うっすらとした霧の中から、滲むように衣装の鮮やかな色が浮かび上がる。
簀子のあたりに人が居り、更に中にも一人。
雲間を抜けた月の光が、御曹司(みぞうし)の柱に当たり、強く輝き、そこへ琵琶の撥(ばち)を手にした美しい姫君が一人、柱の陰に隠れるように座している。
「扇で月を招き返せるかわかりませんけれど、この撥で月の光を招き寄せられましたわ」
すると内から優美でおとなしやかな声がする。
「『入日を返す撥』と申すのは『蘭陵王(らんりょうおう)』の舞にもありますわね。でも、月の光を撥で招くとは、不思議な事を考えられること」
その声の姫の前には筝の琴が置かれており、そして琵琶を持った姫君が言う。
「でも琵琶の撥を納めるあたりは『陰月(いんげつ)』と言うでしょう?月を呼び返す格好の縁ですのよ?」
楽しそうに笑う姫君たちに、まさか胸をときめかせる程の美しい姫君たちがここにいるとは思わず、佐助は釘付けになってしまう。
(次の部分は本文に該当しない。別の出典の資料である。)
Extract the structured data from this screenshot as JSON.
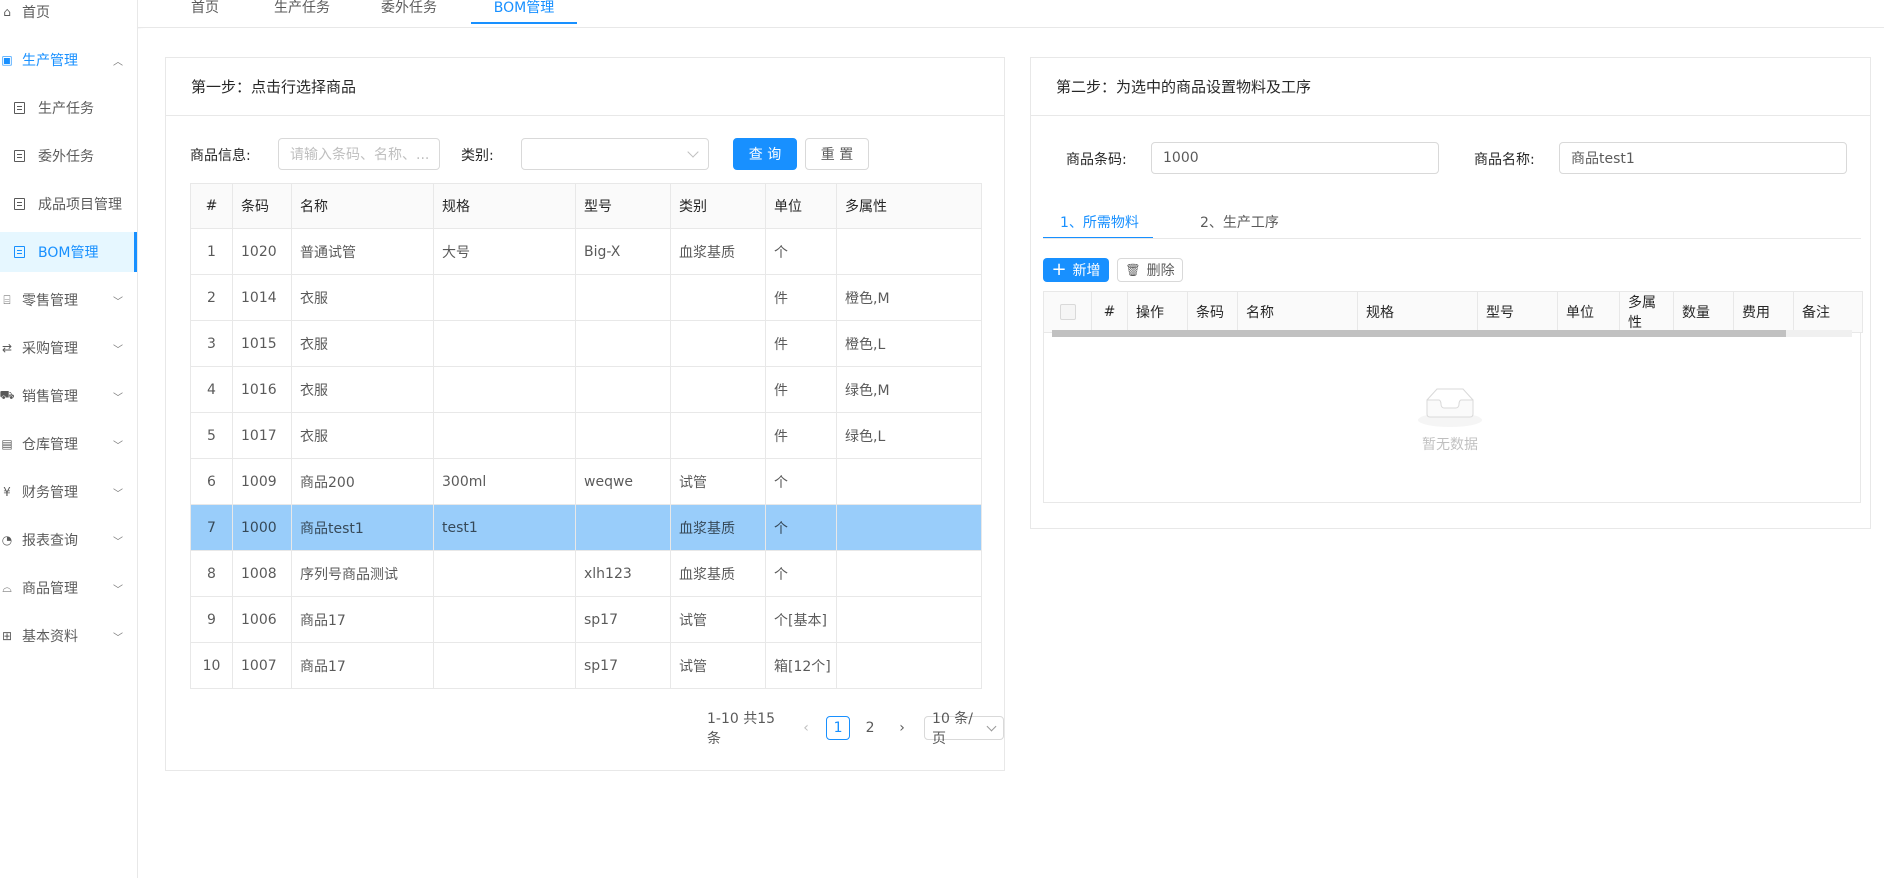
{
  "sidebar": {
    "items": [
      {
        "label": "首页",
        "icon": "home-icon"
      },
      {
        "label": "生产管理",
        "icon": "production-icon"
      },
      {
        "label": "生产任务",
        "icon": "document-icon"
      },
      {
        "label": "委外任务",
        "icon": "document-icon"
      },
      {
        "label": "成品项目管理",
        "icon": "document-icon"
      },
      {
        "label": "BOM管理",
        "icon": "document-icon"
      },
      {
        "label": "零售管理",
        "icon": "retail-icon"
      },
      {
        "label": "采购管理",
        "icon": "purchase-icon"
      },
      {
        "label": "销售管理",
        "icon": "cart-icon"
      },
      {
        "label": "仓库管理",
        "icon": "warehouse-icon"
      },
      {
        "label": "财务管理",
        "icon": "finance-icon"
      },
      {
        "label": "报表查询",
        "icon": "report-icon"
      },
      {
        "label": "商品管理",
        "icon": "goods-icon"
      },
      {
        "label": "基本资料",
        "icon": "basic-data-icon"
      }
    ]
  },
  "top_tabs": [
    "首页",
    "生产任务",
    "委外任务",
    "BOM管理"
  ],
  "left_card": {
    "title": "第一步：点击行选择商品",
    "goods_label": "商品信息:",
    "goods_placeholder": "请输入条码、名称、...",
    "category_label": "类别:",
    "category_value": "",
    "query_button": "查 询",
    "reset_button": "重 置",
    "columns": [
      "#",
      "条码",
      "名称",
      "规格",
      "型号",
      "类别",
      "单位",
      "多属性"
    ],
    "rows": [
      [
        "1",
        "1020",
        "普通试管",
        "大号",
        "Big-X",
        "血浆基质",
        "个",
        ""
      ],
      [
        "2",
        "1014",
        "衣服",
        "",
        "",
        "",
        "件",
        "橙色,M"
      ],
      [
        "3",
        "1015",
        "衣服",
        "",
        "",
        "",
        "件",
        "橙色,L"
      ],
      [
        "4",
        "1016",
        "衣服",
        "",
        "",
        "",
        "件",
        "绿色,M"
      ],
      [
        "5",
        "1017",
        "衣服",
        "",
        "",
        "",
        "件",
        "绿色,L"
      ],
      [
        "6",
        "1009",
        "商品200",
        "300ml",
        "weqwe",
        "试管",
        "个",
        ""
      ],
      [
        "7",
        "1000",
        "商品test1",
        "test1",
        "",
        "血浆基质",
        "个",
        ""
      ],
      [
        "8",
        "1008",
        "序列号商品测试",
        "",
        "xlh123",
        "血浆基质",
        "个",
        ""
      ],
      [
        "9",
        "1006",
        "商品17",
        "",
        "sp17",
        "试管",
        "个[基本]",
        ""
      ],
      [
        "10",
        "1007",
        "商品17",
        "",
        "sp17",
        "试管",
        "箱[12个]",
        ""
      ]
    ],
    "selected_row": 6,
    "pagination": {
      "total_text": "1-10 共15条",
      "pages": [
        "1",
        "2"
      ],
      "current": "1",
      "page_size": "10 条/页"
    }
  },
  "right_card": {
    "title": "第二步：为选中的商品设置物料及工序",
    "barcode_label": "商品条码:",
    "barcode_value": "1000",
    "name_label": "商品名称:",
    "name_value": "商品test1",
    "tabs": [
      "1、所需物料",
      "2、生产工序"
    ],
    "add_button": "新增",
    "delete_button": "删除",
    "columns": [
      "#",
      "操作",
      "条码",
      "名称",
      "规格",
      "型号",
      "单位",
      "多属性",
      "数量",
      "费用",
      "备注"
    ],
    "empty_text": "暂无数据"
  },
  "colors": {
    "accent": "#1890ff",
    "selected_row": "#99cdfa"
  }
}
やがて女房がやってきて「人がお見えでございます」と告げにきた為、姫君たちはゆるゆると動き、御簾の中へ入って隠れる様を、霧の中で見えた夢幻のように佐助には思え、ぼんやりとそっと見送るだけだった。
先程の留守居の男が迎えに来たので、佐助は強引に姫君たちの前に案内するように伝える。
その口上(こうじょう)を聞いた姫君たちは、まさか佐助に姿を見られていたと思わずにいた。